Saturday, March 31, 2018

Putin Listening to Both Party of War and Party of Peace within His Regime, Felgengauer Says


Paul Goble

            Staunton, March 31 – Vladimir Putin is listening both to “a peace party” within his administration and “a war party,” responding positively first to the appeals of the first that Russia cannot afford an arms race and saying there won’t be one and then positively to the arguments of the second that Russia must be ready to defend itself, according to Pavel Felgengauer.

            The peace party, which includes Finance Minister Anton Siluanov, Central Bank chief Elvira Nabiullina, Presidential assistant Andrey Belousov, and former Finance Minister Aleksey Kudrin, argues that Russia must cut military spending to meet social needs and thus must reduce tensions with the West, the military expert says (apostrophe.ua/article/world/ex-ussr/2018-03-31/v-okrujenii-putina-vedut-borbu-dve-partii-a-zapad-gotovitsya-k-dolgoy-voyne/17706).

            Without such steps, they say, “the economy simply won’t grow.” On occasion, Putin has appeared to agree with them, saying in response to the new tough line from Washington that Russia “will not be dragged into an arms race [because] we are smarter than that. But,” Felgengauer continues, “this means nothing.”

            The war party in contrast is extremely powerful and has won many battles for the Russian president’s soul.  It argues that Russia must re-arm because it is “surrounded by enemies” who may attack at any moment” because “the threat of such action is growing. There is no other way to block the aggression of America except with murderous new kinds of arms.”

            They also dismiss arguments that defense spending killed the USSR and could kill Russia. That is possible but it won’t happen tomorrow or indeed anytime soon as long as Russia has oil, gas, metals and so on to sell.

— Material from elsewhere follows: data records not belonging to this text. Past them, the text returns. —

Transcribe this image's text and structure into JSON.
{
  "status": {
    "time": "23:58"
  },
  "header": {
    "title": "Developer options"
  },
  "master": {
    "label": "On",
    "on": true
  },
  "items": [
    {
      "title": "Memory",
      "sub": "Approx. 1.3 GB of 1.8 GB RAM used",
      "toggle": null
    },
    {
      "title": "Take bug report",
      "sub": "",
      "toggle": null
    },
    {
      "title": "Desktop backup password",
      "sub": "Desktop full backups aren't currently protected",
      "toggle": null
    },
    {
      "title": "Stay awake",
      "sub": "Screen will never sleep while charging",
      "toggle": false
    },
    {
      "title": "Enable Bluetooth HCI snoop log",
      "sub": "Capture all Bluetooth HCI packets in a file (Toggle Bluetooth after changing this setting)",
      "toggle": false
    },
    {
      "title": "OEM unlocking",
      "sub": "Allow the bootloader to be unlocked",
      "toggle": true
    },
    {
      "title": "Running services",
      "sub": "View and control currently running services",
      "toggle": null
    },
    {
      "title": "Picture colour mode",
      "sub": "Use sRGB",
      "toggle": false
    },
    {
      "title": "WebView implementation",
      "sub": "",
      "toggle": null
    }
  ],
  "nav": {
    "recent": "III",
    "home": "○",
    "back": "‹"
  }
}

These things “will always have value;” and consequently, the economy may not be growing but under conditions of stagnation, “it is possible to live.”

            Some military projects may have to be delayed or even cancelled because there isn’t enough money.  But it is clear that Russia is now spending approximately five to six percent of GDP on its military, approximately what Israel and Ukraine do, far more than the Europeans although somewhat less than the Americans.

            Putin “balances between” these two, saying “yes, we must spend everything on people … and at the same time saying we must be well defended.” Felgengauer says that he personally “doesn’t know how these things can be combined.” But the debate can go on for sometime as Russia is going to survive for a long time yet unless something unexpected happens.

            The independent Russian military analyst concludes by noting that he just returned from a conference in Vilnius on international security where Western participants suggested that the conflict with Russia “will last another two generations, that is 50 years.” And this suggests that the West is ready for “a long cold war.”

            And in this second cold war, Felgengauer continues, Ukraine is going to be on the front lines much as West Berlin was in the first – “or even worse like Vietnam or Afghanistan,” places where the two sides in the earlier conflict tested themselves.